Ci troviamo in questo mese a percorrere un piccolo viaggio che ci porta negli Anni Ottanta alla scoperta di una corrente artistica nata un pò per caso. Il Graffitismo. Fenomeno pittorico alquanto appariscente, sviluppatosi negli Stati Uniti nei quartieri poveri della periferia di New York, come il Bronx e Harlem. Il tutto ebbe inizio quando gruppi di ragazzi giovanissimi si divisero in bande ed iniziarono a ricoprire di disegni i vagoni delle metropolitane. Disegni realizzati con bombolette di colore spray e che rappresentavano fumetti oppure dei logos (firme personali) nei quali era racchiusa tutta la loro filosofia.
Con il passare del tempo, alcuni di loro si fecero notare dai galleristi del momento e furono lanciati come artisti. Il risultato non fu dei migliori perché molti persero la spontaneità del gesto creativo ed entrarono a far parte di un circuito commerciale alla portata di tutti.
Gli unici che riuscirono ad emergere furono quelli che avevano alla base una buona formazione artistica per gli studi effettuati e per aver frequentato persone come Andy Worhol.
Il personaggio che fra tutti è riuscito a farsi notare è stato senza dubbio Keith Haring (Kutztown 1958 – New York 1990), il quale ha iniziato a tracciare il suo segno creativo negli spazi vuoti dei pannelli pubblicitari delle metropolitane.

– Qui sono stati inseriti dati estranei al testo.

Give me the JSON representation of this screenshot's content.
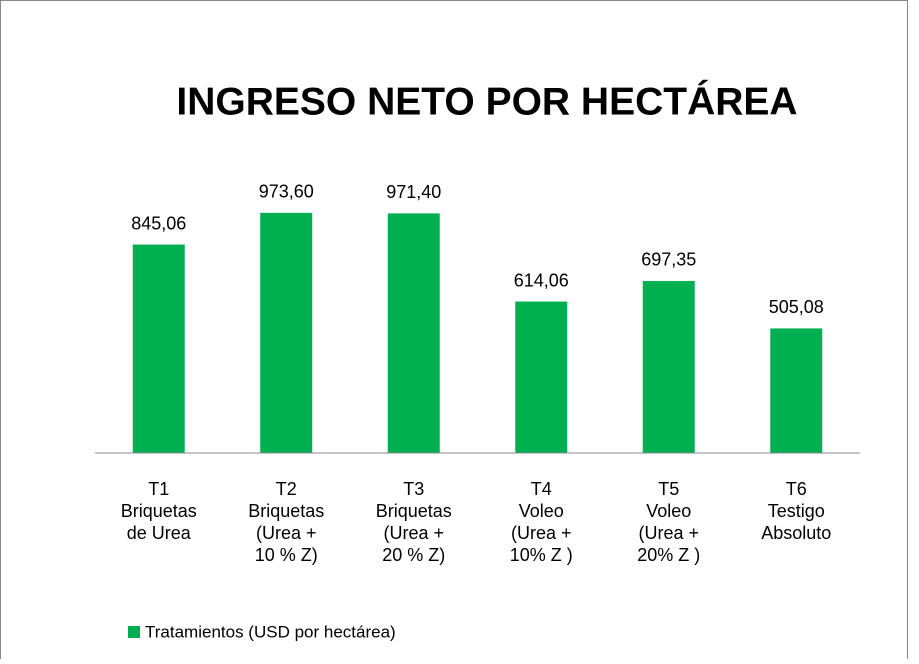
{
  "chart_data": {
    "type": "bar",
    "title": "INGRESO NETO POR HECTÁREA",
    "categories": [
      "T1\nBriquetas\nde Urea",
      "T2\nBriquetas\n(Urea +\n10 % Z)",
      "T3\nBriquetas\n(Urea +\n20 % Z)",
      "T4\nVoleo\n(Urea +\n10% Z )",
      "T5\nVoleo\n(Urea +\n20% Z )",
      "T6\nTestigo\nAbsoluto"
    ],
    "series": [
      {
        "name": "Tratamientos (USD por hectárea)",
        "color": "#00b050",
        "values": [
          845.06,
          973.6,
          971.4,
          614.06,
          697.35,
          505.08
        ],
        "value_labels": [
          "845,06",
          "973,60",
          "971,40",
          "614,06",
          "697,35",
          "505,08"
        ]
      }
    ],
    "ylim": [
      0,
      1200
    ],
    "legend": "bottom"
  }
}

Dipingeva con la scioltezza di un fumettista e le sue figure ricorrenti erano bambini, donne incinte, personaggi con la testa di cane e segni decorativi che riempivano ogni spazio vuoto. Un repertorio immaginario il suo formatosi guardando la televisione da bambino.
Eseguiva le sue opere senza ripensamenti, con bombolette spray e pennarelli su ogni tipo di superficie: pannelli pubblicitari, teli di plastica, totem, anfore e statue. I suoi segni traducono visivamente i ritmi della musica rap: la ripetizione ossessiva, la possibilità di inventare al momento e la libertà di esprimersi in ogni luogo.
Numerose sono le opere realizzate in giro per il mondo e tra i vari luoghi anche l’Italia può vantarsi della presenza di Haring nel 1989 per la realizzazione del murale“Tuttomondo” sulla parete esterna della Chiesa di Sant’Antonio Abate a Pisa. La parete è completamente piena di figure tipiche del suo linguaggio espressivo. Trenta figure concatenate tra loro, simbolo di pace e armonia nel mondo. Inoltre, in questo periodo è anche possibile ammirare un’altra delle sue opere: “Murale di Milwaukee” (1983) esposto a Chieti al Museo Archeologico Nazionale d’Abruzzo – La Civitella. L’opera è composta da ventiquattro pannelli in legno per un totale di trenta metri di lunghezza e due e mezzo di altezza. Un complesso di figure monumentali che permettono allo spettatore di entrare a far parte di quel mondo immaginario che Haring portò nelle gallerie dei musei di tutto il mondo.